Later, Josh will vault himself off the bottom to grab a stout willow limb. Pulling himself skyward with one arm, he deftly snatches a sleeping brownie from an even higher limb. I had bet him supper he couldn't do it. Josh hadn't told me he was a former NBA all-star.
Upon grabbing snakes we briefly submerge them while feeling for a safe grip behind the head, hoping their lunges would find swim trunks — and not exposed flesh. We take extreme care not to hurt or unduly stress any of the snakes. When snake teeth hang up on our skin, we gingerly remove the offender so as not to injure his/her mouth.
We are bitten about two dozen times. I should say "nipped," since most of these bites leave but faint superficial scratches. Interestingly, a few of my watersnake bites itch intensely for a few minutes. I am unsure whether this is due to something in the water, or in the snake's mouth. One bite will be memorable: I espy a strapping female resting in the river close to me, with only her head above the water. Taking in her hefty form, muscled jowls and vacant eyes, you might have thought she was doing her best impression of an anaconda. I tremble just looking at her.
Awaiting courage, I watch a meter-long gar sink into the depths with the methodical control of a submarine.
I strike rapidly, catching the snake underwater a foot behind her head. She responds with repeated bite-and-chews to my wrist (yes, it hurts). Dripping adrenalin and sporting shoelaces strewn green with tadpole chow, I emerge from the river with the snake's body looped in my right hand (a rough greensnake in my left).
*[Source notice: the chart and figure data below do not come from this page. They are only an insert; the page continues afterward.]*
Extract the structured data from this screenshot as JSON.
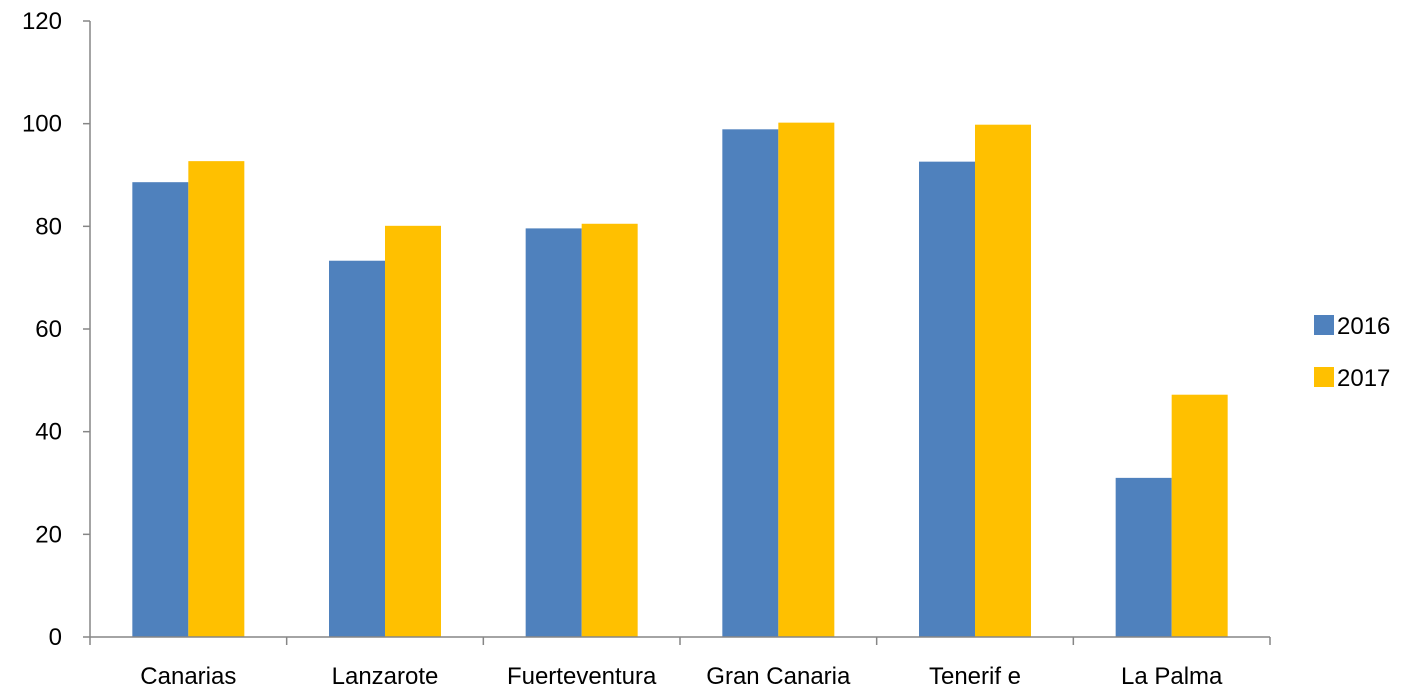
{
  "chart_data": {
    "type": "bar",
    "title": "",
    "xlabel": "",
    "ylabel": "",
    "categories": [
      "Canarias",
      "Lanzarote",
      "Fuerteventura",
      "Gran Canaria",
      "Tenerif e",
      "La Palma"
    ],
    "series": [
      {
        "name": "2016",
        "color": "#4F81BD",
        "values": [
          88.6,
          73.3,
          79.6,
          98.9,
          92.6,
          31.0
        ]
      },
      {
        "name": "2017",
        "color": "#FFC000",
        "values": [
          92.7,
          80.1,
          80.5,
          100.2,
          99.8,
          47.2
        ]
      }
    ],
    "ylim": [
      0,
      120
    ],
    "yticks": [
      0,
      20,
      40,
      60,
      80,
      100,
      120
    ],
    "grid": false,
    "legend_position": "right"
  }
}
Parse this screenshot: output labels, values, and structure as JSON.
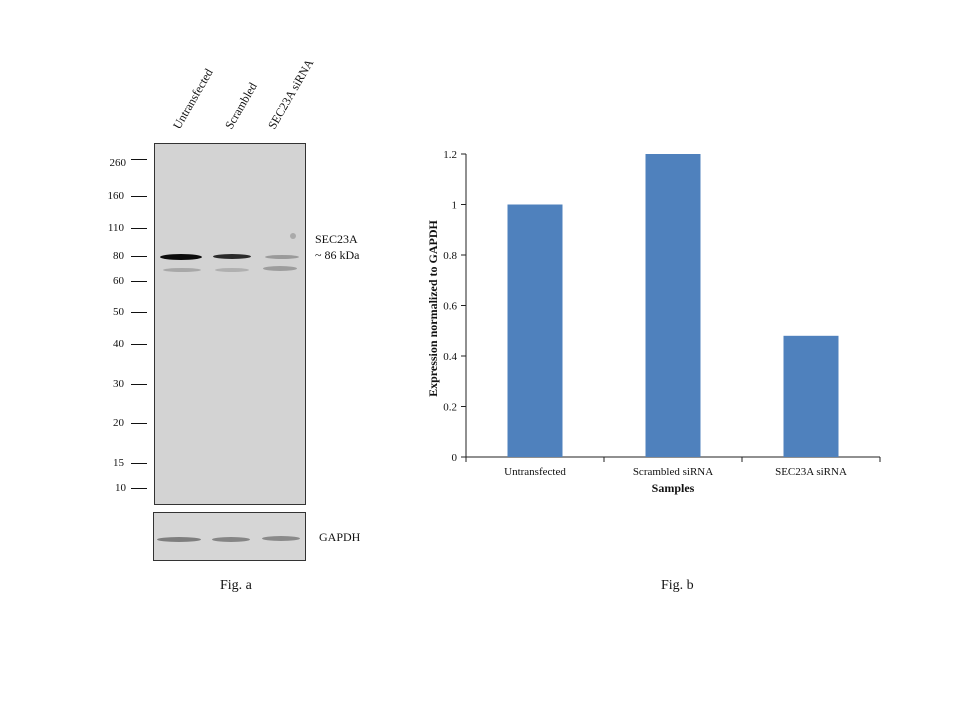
{
  "fig_a": {
    "lanes": [
      "Untransfected",
      "Scrambled",
      "SEC23A siRNA"
    ],
    "markers": [
      "260",
      "160",
      "110",
      "80",
      "60",
      "50",
      "40",
      "30",
      "20",
      "15",
      "10"
    ],
    "target_label": "SEC23A",
    "target_size": "~ 86 kDa",
    "loading_control": "GAPDH",
    "caption": "Fig.  a"
  },
  "fig_b": {
    "caption": "Fig.  b"
  },
  "chart_data": {
    "type": "bar",
    "categories": [
      "Untransfected",
      "Scrambled siRNA",
      "SEC23A siRNA"
    ],
    "values": [
      1.0,
      1.2,
      0.48
    ],
    "xlabel": "Samples",
    "ylabel": "Expression normalized to GAPDH",
    "ylim": [
      0,
      1.2
    ],
    "yticks": [
      "0",
      "0.2",
      "0.4",
      "0.6",
      "0.8",
      "1",
      "1.2"
    ],
    "bar_color": "#4F81BD",
    "grid": false,
    "legend": "none"
  }
}
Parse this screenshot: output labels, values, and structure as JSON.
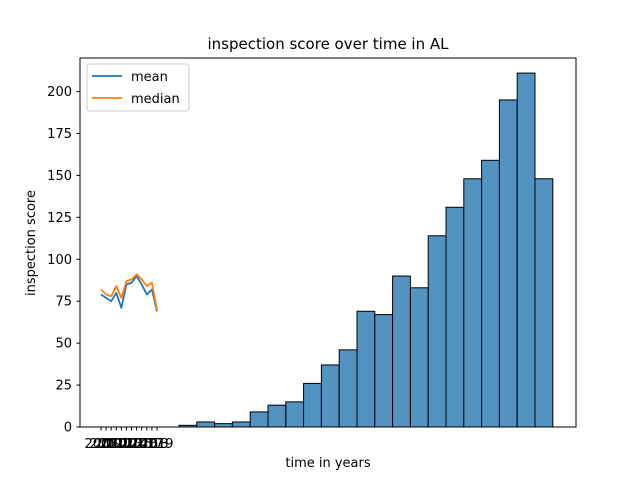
{
  "chart_data": {
    "type": "bar",
    "title": "inspection score over time in AL",
    "xlabel": "time in years",
    "ylabel": "inspection score",
    "ylim": [
      0,
      220
    ],
    "yticks": [
      0,
      25,
      50,
      75,
      100,
      125,
      150,
      175,
      200
    ],
    "xtick_labels": [
      "2008",
      "2009",
      "2010",
      "2011",
      "2012",
      "2013",
      "2014",
      "2015",
      "2016",
      "2017",
      "2018",
      "2019"
    ],
    "grid": false,
    "legend_position": "top-left",
    "histogram_values": [
      1,
      3,
      2,
      3,
      9,
      13,
      15,
      26,
      37,
      46,
      69,
      67,
      90,
      83,
      114,
      131,
      148,
      159,
      195,
      211,
      148
    ],
    "series": [
      {
        "name": "mean",
        "color": "#1f77b4",
        "x": [
          2008,
          2009,
          2010,
          2011,
          2012,
          2013,
          2014,
          2015,
          2016,
          2017,
          2018,
          2019
        ],
        "values": [
          79,
          77,
          75,
          80,
          71,
          85,
          86,
          90,
          85,
          79,
          82,
          69
        ]
      },
      {
        "name": "median",
        "color": "#ff7f0e",
        "x": [
          2008,
          2009,
          2010,
          2011,
          2012,
          2013,
          2014,
          2015,
          2016,
          2017,
          2018,
          2019
        ],
        "values": [
          82,
          79,
          78,
          84,
          77,
          87,
          88,
          91,
          88,
          84,
          86,
          70
        ]
      }
    ],
    "bar_color": "#4c8fc0",
    "bar_edge_color": "#000000"
  }
}
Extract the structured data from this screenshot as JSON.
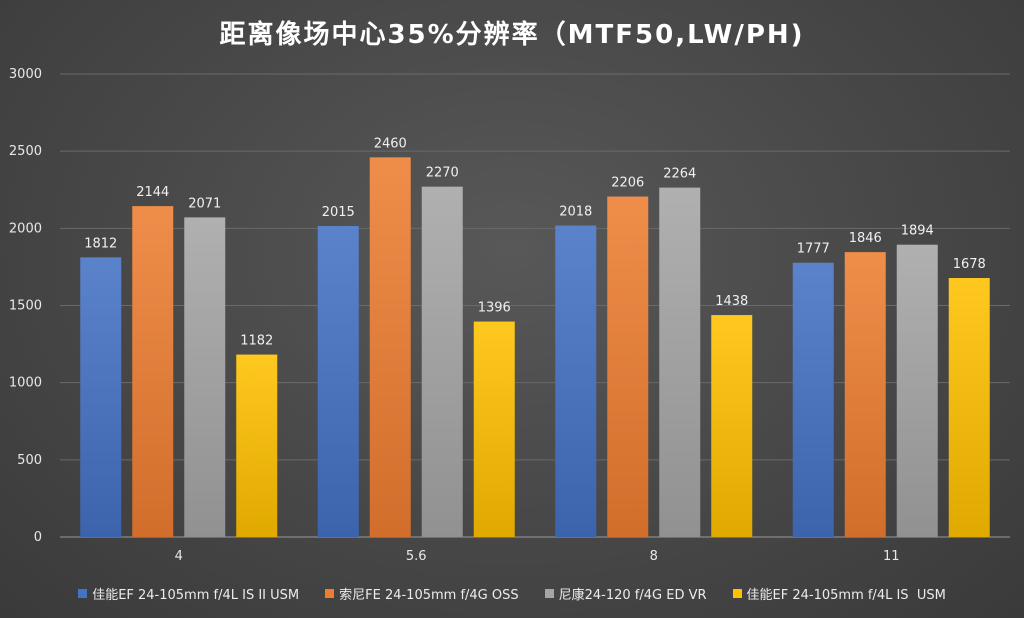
{
  "chart_data": {
    "type": "bar",
    "title": "距离像场中心35%分辨率（MTF50,LW/PH)",
    "xlabel": "",
    "ylabel": "",
    "categories": [
      "4",
      "5.6",
      "8",
      "11"
    ],
    "ylim": [
      0,
      3000
    ],
    "yticks": [
      0,
      500,
      1000,
      1500,
      2000,
      2500,
      3000
    ],
    "grid": true,
    "legend_position": "bottom",
    "series": [
      {
        "name": "佳能EF 24-105mm f/4L IS II USM",
        "color": "#4472c4",
        "values": [
          1812,
          2015,
          2018,
          1777
        ]
      },
      {
        "name": "索尼FE 24-105mm f/4G OSS",
        "color": "#ed7d31",
        "values": [
          2144,
          2460,
          2206,
          1846
        ]
      },
      {
        "name": "尼康24-120 f/4G ED VR",
        "color": "#a5a5a5",
        "values": [
          2071,
          2270,
          2264,
          1894
        ]
      },
      {
        "name": "佳能EF 24-105mm f/4L IS  USM",
        "color": "#ffc000",
        "values": [
          1182,
          1396,
          1438,
          1678
        ]
      }
    ]
  }
}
An onlooker at the boat landing familiar with snake identification holsters his libation and exclaims, "Oh-ho, good-gracious son, why that ain't no moccasin, that's a water rattler!" (I've heard it before, but I don't often hear this colloquialism, a local name for the brown watersnake, its origin related to the species' superficial resemblance — with respect to its dorsal markings — to the timber rattlesnake).
All in a day's work
In 18 person hours of searching over two days, Josh and I observe 66 snakes (65 brown watersnakes and one rough greensnake). We capture around 22 "brownies," releasing all but six soon after capture (these snakes will be liberated at their capture sites immediately following the feeding trials).
"Water taxis" favor the succulent flesh of catfishes. Camping on an Altamaha sandbar, my wife and I were once awakened in the middle of the night to a violent thrashing on our stringer to find a substantial specimen attempting to fit a two-pound channel catfish into its mouth. We carried the whole mess, snake attached like a lamprey to the right flank of the cat, a short distance downstream before shaking the brownie free. Over a gritty catfish breakfast, I told my wife that such catfish prey are usually swallowed head-first so that the stout spines in the dorsal and pectoral fins "fold back" during consumption (rarely, they "unfold" after ingestion, causing serious injury to the snake).
Over the last 12 years, I have surveyed the herpetofauna of the wonderful Altahama, documenting in detail the distribution of fauna reptilian and amphibian. Remarkably, cottonmouths (Agkistrodon piscivorus) are rare along the Altamaha River mainstem and in the 170,000 acres of hardwood swamps lying in the floodplain of this magnificent alluvial stream. Only near Darien, where the river braids and spills into rich marshes and brackish estuaries, can one commonly admire the lackadaisical swim of an undisturbed "trapjaw".